An unusually large distributed denial-of-service (DDoS) attack that targeted a China-based lottery website and consumed a bandwidth of 8.7 gigabits per second, used a rare and “ginormous” HTTP POST flood that peaked at 163,000 RPS (requests-per-second), Senior Inbound Marketing Manager for Incapsula Igal Zeifman said in an April 5 blog post.
The attack vector of POSTing or uploading large files is “quite novel”, Imperva Senior Security Researcher Ofer Gayer told SCMagazine.com via email comments.
“The attackers obviously did their homework and found that the website generally accepted large POSTs to the server,” Gayer said.
He added that flooding a server with a “new form” of traffic itself along may be sufficient to bypass certain security measures.
Gayer said the attack targeted the “soft spot” of many platforms that use hybrid DDoS protections solutions.

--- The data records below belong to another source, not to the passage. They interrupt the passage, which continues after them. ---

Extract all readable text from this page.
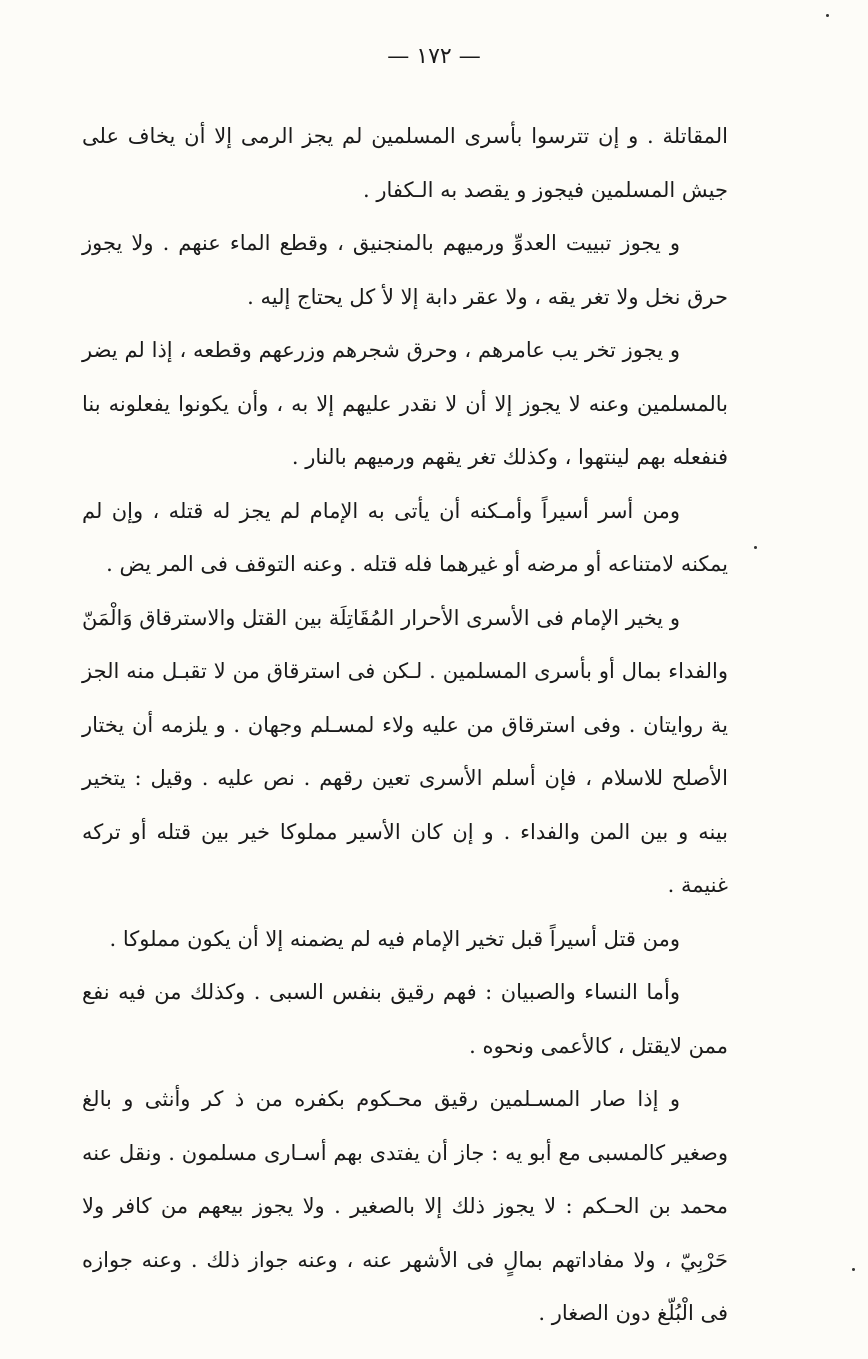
— ١٧٢ —

المقاتلة . و إن تترسوا بأسرى المسلمين لم يجز الرمى إلا أن يخاف على جيش المسلمين فيجوز و يقصد به الـكفار .

و يجوز تبييت العدوِّ ورميهم بالمنجنيق ، وقطع الماء عنهم . ولا يجوز حرق نخل ولا تغر يقه ، ولا عقر دابة إلا لأ كل يحتاج إليه .

و يجوز تخر يب عامرهم ، وحرق شجرهم وزرعهم وقطعه ، إذا لم يضر بالمسلمين وعنه لا يجوز إلا أن لا نقدر عليهم إلا به ، وأن يكونوا يفعلونه بنا فنفعله بهم لينتهوا ، وكذلك تغر يقهم ورميهم بالنار .

ومن أسر أسيراً وأمـكنه أن يأتى به الإمام لم يجز له قتله ، وإن لم يمكنه لامتناعه أو مرضه أو غيرهما فله قتله . وعنه التوقف فى المر يض .

و يخير الإمام فى الأسرى الأحرار المُقَاتِلَة بين القتل والاسترقاق وَالْمَنّ والفداء بمال أو بأسرى المسلمين . لـكن فى استرقاق من لا تقبـل منه الجز ية روايتان . وفى استرقاق من عليه ولاء لمسـلم وجهان . و يلزمه أن يختار الأصلح للاسلام ، فإن أسلم الأسرى تعين رقهم . نص عليه . وقيل : يتخير بينه و بين المن والفداء . و إن كان الأسير مملوكا خير بين قتله أو تركه غنيمة .

ومن قتل أسيراً قبل تخير الإمام فيه لم يضمنه إلا أن يكون مملوكا .

وأما النساء والصبيان : فهم رقيق بنفس السبى . وكذلك من فيه نفع ممن لايقتل ، كالأعمى ونحوه .

و إذا صار المسـلمين رقيق محـكوم بكفره من ذ كر وأنثى و بالغ وصغير كالمسبى مع أبو يه : جاز أن يفتدى بهم أسـارى مسلمون . ونقل عنه محمد بن الحـكم : لا يجوز ذلك إلا بالصغير . ولا يجوز بيعهم من كافر ولا حَرْبِيّ ، ولا مفاداتهم بمالٍ فى الأشهر عنه ، وعنه جواز ذلك . وعنه جوازه فى الْبُلّغ دون الصغار .
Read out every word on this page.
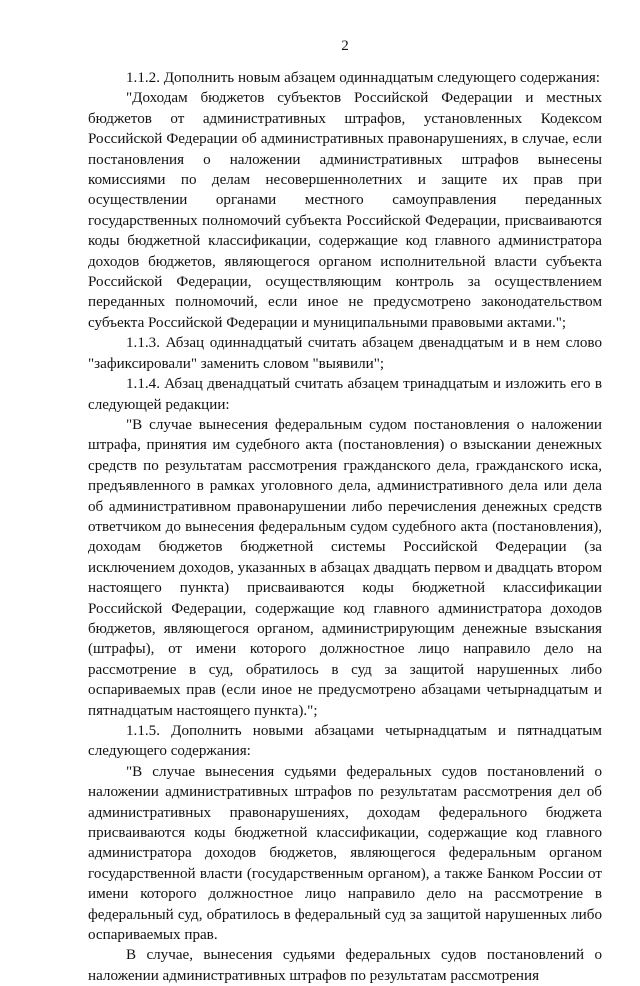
2

1.1.2. Дополнить новым абзацем одиннадцатым следующего содержания:

"Доходам бюджетов субъектов Российской Федерации и местных бюджетов от административных штрафов, установленных Кодексом Российской Федерации об административных правонарушениях, в случае, если постановления о наложении административных штрафов вынесены комиссиями по делам несовершеннолетних и защите их прав при осуществлении органами местного самоуправления переданных государственных полномочий субъекта Российской Федерации, присваиваются коды бюджетной классификации, содержащие код главного администратора доходов бюджетов, являющегося органом исполнительной власти субъекта Российской Федерации, осуществляющим контроль за осуществлением переданных полномочий, если иное не предусмотрено законодательством субъекта Российской Федерации и муниципальными правовыми актами.";

1.1.3. Абзац одиннадцатый считать абзацем двенадцатым и в нем слово "зафиксировали" заменить словом "выявили";

1.1.4. Абзац двенадцатый считать абзацем тринадцатым и изложить его в следующей редакции:

"В случае вынесения федеральным судом постановления о наложении штрафа, принятия им судебного акта (постановления) о взыскании денежных средств по результатам рассмотрения гражданского дела, гражданского иска, предъявленного в рамках уголовного дела, административного дела или дела об административном правонарушении либо перечисления денежных средств ответчиком до вынесения федеральным судом судебного акта (постановления), доходам бюджетов бюджетной системы Российской Федерации (за исключением доходов, указанных в абзацах двадцать первом и двадцать втором настоящего пункта) присваиваются коды бюджетной классификации Российской Федерации, содержащие код главного администратора доходов бюджетов, являющегося органом, администрирующим денежные взыскания (штрафы), от имени которого должностное лицо направило дело на рассмотрение в суд, обратилось в суд за защитой нарушенных либо оспариваемых прав (если иное не предусмотрено абзацами четырнадцатым и пятнадцатым настоящего пункта).";

1.1.5. Дополнить новыми абзацами четырнадцатым и пятнадцатым следующего содержания:

"В случае вынесения судьями федеральных судов постановлений о наложении административных штрафов по результатам рассмотрения дел об административных правонарушениях, доходам федерального бюджета присваиваются коды бюджетной классификации, содержащие код главного администратора доходов бюджетов, являющегося федеральным органом государственной власти (государственным органом), а также Банком России от имени которого должностное лицо направило дело на рассмотрение в федеральный суд, обратилось в федеральный суд за защитой нарушенных либо оспариваемых прав.

В случае, вынесения судьями федеральных судов постановлений о наложении административных штрафов по результатам рассмотрения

“They rely on the on-premise hardware to filter out HTTP traffic, and by targeting the on-prem's bandwidth bottleneck, attackers succeed in DDoSing the website,” he said.
To safeguard against these kinds of attacks, Gayer said, firms will either need to lease unnecessary upstream capacity or use a cloud-based solution for application security.
It's unclear who is behind the attack or what their motivation was.
“It doesn't fit the normal attack pattern of that botnet, so I would speculate it's either someone who is trying to build a unique DDoS-for-hire service, or a ‘hired gun' who created this new special method that he found bypasses a lot of standard security measures,” Gayer said.